Um “visualizado e não respondido” é motivo para uma briga de uma semana. Imagina só, alguém demorar tanto assim para responder?! Só pode ter perdido o interesse. O que será que eu fiz de errado? Como não cometer o mesmo erro da próxima vez?

No meu caso, eu namoro um cara que odeia redes sociais. Ele mal usa o WhatsApp, não tem Facebook nem Instagram, e conviver com essa realidade que apareceu para mim, é uma tarefa não muito fácil às vezes.

Antigamente com os “contatinhos”, era sempre, pelo menos, um 'bom dia' e 'boa noite’. Mas, então, como assim com o MEU namorado não tem nada disso? Como assim não posso ter uma vida de relacionamento dentro do meu celular?

Não temos fotos em redes sociais, não temos o famigerado “em um relacionamento sério”, e muito menos posso contar com o “bom dia” e “boa noite” todos os dias.

Inicialmente, alguém da minha idade pensaria que isso está errado, que deveria ser mudado.
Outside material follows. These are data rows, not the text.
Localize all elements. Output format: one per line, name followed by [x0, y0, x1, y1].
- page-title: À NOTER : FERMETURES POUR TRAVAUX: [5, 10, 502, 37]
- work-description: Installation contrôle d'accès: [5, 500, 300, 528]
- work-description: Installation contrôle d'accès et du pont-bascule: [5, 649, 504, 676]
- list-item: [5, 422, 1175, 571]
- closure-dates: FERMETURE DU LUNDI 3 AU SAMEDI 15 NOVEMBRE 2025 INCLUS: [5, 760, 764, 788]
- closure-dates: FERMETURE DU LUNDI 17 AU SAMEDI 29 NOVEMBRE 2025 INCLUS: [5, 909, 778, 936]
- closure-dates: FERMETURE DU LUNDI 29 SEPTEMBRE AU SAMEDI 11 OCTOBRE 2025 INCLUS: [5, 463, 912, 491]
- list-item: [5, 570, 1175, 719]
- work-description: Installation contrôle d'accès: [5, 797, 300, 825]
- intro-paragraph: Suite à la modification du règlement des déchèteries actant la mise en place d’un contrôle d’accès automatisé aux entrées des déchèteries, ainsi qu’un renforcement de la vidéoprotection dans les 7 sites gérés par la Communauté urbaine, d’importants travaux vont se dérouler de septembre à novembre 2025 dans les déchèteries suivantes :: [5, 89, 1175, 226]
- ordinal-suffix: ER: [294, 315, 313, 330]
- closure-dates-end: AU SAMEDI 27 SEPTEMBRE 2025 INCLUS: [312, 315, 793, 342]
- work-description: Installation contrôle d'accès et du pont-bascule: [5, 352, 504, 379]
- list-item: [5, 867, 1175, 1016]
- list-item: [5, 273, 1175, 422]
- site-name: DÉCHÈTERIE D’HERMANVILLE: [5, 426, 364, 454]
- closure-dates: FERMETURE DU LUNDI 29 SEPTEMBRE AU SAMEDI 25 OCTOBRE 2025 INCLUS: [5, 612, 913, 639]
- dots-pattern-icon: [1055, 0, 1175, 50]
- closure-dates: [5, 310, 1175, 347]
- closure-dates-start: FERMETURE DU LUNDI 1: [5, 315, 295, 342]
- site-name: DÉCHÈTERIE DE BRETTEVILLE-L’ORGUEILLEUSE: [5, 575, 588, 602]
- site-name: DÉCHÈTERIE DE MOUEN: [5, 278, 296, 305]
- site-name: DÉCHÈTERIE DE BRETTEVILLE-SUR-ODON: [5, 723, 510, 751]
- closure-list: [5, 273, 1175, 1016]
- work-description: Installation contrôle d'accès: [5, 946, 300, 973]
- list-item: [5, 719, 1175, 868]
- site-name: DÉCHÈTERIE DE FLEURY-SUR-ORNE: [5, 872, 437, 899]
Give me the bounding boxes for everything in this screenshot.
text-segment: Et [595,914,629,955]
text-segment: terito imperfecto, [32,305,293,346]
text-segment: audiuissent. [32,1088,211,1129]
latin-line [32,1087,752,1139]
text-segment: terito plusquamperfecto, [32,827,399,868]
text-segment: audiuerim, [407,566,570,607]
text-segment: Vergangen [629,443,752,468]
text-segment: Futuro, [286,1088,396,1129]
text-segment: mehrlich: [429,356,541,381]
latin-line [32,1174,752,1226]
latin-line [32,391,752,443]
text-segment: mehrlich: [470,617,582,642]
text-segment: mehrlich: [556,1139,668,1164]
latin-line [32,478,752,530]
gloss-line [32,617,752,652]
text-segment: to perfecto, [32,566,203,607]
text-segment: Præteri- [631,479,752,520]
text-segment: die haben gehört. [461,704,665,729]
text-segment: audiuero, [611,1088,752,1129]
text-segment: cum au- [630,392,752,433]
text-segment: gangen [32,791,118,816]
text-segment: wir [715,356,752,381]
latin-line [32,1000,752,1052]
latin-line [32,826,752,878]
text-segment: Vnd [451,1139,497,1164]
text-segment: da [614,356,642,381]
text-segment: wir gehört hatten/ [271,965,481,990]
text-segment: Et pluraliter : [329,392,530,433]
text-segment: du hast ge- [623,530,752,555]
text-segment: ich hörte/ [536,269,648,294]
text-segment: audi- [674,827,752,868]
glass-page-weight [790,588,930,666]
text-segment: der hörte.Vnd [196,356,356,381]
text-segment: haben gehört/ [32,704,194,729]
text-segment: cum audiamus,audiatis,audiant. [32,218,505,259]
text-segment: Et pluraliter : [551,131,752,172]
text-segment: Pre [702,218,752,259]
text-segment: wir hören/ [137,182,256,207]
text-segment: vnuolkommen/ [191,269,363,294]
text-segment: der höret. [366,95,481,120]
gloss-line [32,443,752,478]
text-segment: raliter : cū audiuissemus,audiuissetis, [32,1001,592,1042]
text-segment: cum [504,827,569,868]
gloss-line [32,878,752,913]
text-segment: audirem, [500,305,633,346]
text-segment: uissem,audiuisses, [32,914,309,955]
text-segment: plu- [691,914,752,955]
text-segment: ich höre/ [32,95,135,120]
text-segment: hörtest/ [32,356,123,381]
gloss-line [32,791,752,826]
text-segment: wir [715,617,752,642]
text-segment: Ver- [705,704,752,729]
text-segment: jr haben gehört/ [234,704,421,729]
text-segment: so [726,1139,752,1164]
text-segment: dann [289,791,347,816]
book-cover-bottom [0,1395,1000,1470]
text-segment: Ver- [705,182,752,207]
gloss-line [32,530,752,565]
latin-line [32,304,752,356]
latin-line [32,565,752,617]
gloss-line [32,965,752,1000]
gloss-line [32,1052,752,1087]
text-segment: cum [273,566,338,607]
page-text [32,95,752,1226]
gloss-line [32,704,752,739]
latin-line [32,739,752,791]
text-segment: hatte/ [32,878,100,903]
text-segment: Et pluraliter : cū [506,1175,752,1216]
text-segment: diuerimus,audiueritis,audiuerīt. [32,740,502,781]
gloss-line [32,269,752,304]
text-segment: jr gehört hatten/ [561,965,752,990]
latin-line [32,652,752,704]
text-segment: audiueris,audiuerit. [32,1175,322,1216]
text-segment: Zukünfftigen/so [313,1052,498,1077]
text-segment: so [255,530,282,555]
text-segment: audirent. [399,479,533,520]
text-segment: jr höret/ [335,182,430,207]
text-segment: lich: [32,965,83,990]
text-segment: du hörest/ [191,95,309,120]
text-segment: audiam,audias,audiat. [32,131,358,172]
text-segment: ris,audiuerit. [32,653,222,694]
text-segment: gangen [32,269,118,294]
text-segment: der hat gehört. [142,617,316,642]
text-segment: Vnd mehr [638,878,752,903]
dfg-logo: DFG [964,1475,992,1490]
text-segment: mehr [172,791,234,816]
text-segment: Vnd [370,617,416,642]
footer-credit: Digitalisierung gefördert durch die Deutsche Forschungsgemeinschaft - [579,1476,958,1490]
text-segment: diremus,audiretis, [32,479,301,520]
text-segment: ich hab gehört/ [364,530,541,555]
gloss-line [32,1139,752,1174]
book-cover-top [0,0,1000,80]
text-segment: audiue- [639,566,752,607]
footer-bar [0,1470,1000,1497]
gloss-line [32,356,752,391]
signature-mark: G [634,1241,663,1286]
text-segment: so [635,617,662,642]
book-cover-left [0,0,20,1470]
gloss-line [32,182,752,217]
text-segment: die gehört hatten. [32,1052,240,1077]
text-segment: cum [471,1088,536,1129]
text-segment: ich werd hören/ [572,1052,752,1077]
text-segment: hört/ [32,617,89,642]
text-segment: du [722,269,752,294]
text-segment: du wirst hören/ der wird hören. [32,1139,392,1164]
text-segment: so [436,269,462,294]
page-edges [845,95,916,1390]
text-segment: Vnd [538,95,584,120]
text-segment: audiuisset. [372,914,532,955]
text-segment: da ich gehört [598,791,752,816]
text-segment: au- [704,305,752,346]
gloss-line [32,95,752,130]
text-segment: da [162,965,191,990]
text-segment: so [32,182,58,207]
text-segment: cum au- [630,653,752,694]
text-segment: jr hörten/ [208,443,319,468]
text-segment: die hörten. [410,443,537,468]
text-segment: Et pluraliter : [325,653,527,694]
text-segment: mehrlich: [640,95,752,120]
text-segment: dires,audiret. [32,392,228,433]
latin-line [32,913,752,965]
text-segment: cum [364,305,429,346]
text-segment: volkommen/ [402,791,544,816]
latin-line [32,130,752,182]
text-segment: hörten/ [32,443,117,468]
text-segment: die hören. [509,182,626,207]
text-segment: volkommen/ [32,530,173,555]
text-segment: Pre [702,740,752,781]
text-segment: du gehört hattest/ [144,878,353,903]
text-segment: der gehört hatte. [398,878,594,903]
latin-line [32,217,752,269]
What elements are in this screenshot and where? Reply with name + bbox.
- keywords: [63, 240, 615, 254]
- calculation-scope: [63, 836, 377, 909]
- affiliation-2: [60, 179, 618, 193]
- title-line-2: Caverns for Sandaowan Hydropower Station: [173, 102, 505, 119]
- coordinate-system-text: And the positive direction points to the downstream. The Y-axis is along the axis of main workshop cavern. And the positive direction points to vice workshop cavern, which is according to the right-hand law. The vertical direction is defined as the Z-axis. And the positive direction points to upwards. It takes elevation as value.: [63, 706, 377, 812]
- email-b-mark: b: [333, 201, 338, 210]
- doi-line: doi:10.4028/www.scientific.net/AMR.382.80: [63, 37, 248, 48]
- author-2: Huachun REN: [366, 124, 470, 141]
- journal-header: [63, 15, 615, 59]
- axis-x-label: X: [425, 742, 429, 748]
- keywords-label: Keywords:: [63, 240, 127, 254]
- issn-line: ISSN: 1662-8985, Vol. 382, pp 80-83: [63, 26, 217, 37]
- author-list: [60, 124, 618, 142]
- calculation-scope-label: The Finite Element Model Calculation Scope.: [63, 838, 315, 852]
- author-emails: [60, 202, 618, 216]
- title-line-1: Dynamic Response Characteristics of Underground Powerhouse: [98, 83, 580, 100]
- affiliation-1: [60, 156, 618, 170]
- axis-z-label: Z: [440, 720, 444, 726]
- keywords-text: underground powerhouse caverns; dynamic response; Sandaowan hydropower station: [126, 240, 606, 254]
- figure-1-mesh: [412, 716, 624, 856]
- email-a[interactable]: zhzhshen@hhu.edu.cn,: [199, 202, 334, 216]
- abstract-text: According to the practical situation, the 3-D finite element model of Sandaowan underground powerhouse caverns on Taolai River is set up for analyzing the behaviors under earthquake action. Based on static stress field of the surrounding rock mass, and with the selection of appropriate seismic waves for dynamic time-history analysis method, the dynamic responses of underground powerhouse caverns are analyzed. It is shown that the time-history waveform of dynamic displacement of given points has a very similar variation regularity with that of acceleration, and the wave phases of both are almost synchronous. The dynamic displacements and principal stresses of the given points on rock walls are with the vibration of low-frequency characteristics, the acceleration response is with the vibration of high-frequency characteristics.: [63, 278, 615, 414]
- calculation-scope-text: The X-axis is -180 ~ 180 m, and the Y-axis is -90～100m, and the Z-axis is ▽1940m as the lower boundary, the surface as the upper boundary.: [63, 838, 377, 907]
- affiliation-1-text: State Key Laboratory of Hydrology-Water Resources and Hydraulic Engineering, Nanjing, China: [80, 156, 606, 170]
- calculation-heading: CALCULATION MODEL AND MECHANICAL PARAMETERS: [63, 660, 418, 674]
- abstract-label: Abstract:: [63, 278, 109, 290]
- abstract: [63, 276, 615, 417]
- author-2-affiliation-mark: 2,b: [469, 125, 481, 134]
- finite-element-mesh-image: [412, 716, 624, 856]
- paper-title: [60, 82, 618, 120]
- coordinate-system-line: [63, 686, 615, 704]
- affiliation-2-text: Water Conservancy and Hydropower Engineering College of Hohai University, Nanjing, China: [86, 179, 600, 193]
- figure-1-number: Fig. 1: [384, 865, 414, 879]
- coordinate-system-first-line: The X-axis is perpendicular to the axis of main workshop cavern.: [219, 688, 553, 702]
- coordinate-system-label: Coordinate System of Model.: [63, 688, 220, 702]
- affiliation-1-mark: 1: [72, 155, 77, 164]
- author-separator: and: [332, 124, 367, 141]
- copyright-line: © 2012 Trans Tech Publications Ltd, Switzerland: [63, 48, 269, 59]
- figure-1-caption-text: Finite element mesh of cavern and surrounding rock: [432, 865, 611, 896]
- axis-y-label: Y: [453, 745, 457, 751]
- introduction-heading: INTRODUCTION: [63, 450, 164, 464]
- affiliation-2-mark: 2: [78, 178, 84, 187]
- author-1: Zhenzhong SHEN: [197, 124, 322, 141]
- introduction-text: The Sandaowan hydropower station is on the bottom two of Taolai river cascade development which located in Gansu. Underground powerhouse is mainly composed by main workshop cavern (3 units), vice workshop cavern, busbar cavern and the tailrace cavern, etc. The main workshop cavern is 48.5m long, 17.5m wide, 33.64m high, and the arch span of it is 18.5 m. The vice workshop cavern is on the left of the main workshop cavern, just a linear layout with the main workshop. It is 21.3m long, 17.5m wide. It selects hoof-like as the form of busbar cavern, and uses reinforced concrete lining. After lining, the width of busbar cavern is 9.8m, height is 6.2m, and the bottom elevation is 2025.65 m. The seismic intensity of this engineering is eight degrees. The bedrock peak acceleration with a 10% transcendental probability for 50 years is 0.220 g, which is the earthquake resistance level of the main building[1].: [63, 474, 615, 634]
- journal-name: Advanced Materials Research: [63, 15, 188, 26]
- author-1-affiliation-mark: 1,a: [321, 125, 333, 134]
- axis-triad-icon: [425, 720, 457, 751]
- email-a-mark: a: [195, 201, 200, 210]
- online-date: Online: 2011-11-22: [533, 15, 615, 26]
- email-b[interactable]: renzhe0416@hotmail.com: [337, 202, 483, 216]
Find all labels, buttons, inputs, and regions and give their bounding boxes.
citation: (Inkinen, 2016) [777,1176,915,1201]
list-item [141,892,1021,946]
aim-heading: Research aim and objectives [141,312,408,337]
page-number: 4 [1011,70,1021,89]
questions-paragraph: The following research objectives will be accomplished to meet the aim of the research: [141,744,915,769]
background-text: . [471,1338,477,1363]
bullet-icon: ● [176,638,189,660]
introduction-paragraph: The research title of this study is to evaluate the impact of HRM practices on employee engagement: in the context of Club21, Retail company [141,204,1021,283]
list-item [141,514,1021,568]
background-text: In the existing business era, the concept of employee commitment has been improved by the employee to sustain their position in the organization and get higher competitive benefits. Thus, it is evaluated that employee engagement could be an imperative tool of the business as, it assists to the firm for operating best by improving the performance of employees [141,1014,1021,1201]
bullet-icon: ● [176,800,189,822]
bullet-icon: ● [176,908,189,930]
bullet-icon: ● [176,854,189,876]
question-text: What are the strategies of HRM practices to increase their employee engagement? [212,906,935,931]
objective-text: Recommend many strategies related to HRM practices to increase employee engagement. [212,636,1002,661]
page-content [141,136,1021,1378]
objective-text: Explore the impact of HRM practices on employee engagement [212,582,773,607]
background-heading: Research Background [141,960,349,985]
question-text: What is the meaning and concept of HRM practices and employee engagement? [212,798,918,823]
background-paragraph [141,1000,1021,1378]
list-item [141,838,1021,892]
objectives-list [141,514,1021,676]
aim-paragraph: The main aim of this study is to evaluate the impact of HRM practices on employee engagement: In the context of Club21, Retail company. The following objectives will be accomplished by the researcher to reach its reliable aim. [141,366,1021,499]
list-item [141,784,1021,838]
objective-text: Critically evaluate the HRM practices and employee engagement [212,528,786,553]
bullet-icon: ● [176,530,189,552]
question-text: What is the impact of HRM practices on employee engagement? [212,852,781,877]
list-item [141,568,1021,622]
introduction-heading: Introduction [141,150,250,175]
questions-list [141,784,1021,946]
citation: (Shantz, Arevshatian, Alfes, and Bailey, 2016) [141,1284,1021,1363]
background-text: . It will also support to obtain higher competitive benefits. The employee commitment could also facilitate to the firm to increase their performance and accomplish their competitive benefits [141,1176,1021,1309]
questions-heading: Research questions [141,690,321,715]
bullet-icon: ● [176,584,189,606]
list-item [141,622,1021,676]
Como assim, um casal não conversar todos os dias o dia inteiro? Internet serve para quê, então?

Até que a gente se atenta ao que antigamente valia: a presença pessoal. Aquilo de se ver, sabe? De segurar as mãos e dormir de conchinha depois do sexo.

Não quero ser a chata que critica a tecnologia, muito pelo contrário, sem ela este texto sequer existiria. Mas eu quero me atentar a algo fundamental: o quanto as redes sociais prejudicam os relacionamentos?

Com o meu namorado aprendi que muitas brigas são criadas por não sabermos a entonação exata do outro atrás da tela. Aprendi que nem todo mundo vai estar afim de um “bom dia” e “boa noite” diariamente (muitas vezes até mecânico). E aprendi que amor, carinho, afeto e atenção vão além de juras de amor às vistas de todos que te seguem e dão um like.

Eu me lembro sempre da minha antiga colega de quarto, que se mantia em um relacionamento tóxico, mas que no Instagram era tão perfeito, com viagens, jantares e presentes.

Não significa que um relacionamento que se abstenha de redes sociais seja o ideal ou o mais perfeito.

Só significa que não precisamos de redes sociais para amar e ser amado. Nós podemos eternizar os momentos felizes sem um story ou status. Pode acreditar. É algo surreal, mas é verdade.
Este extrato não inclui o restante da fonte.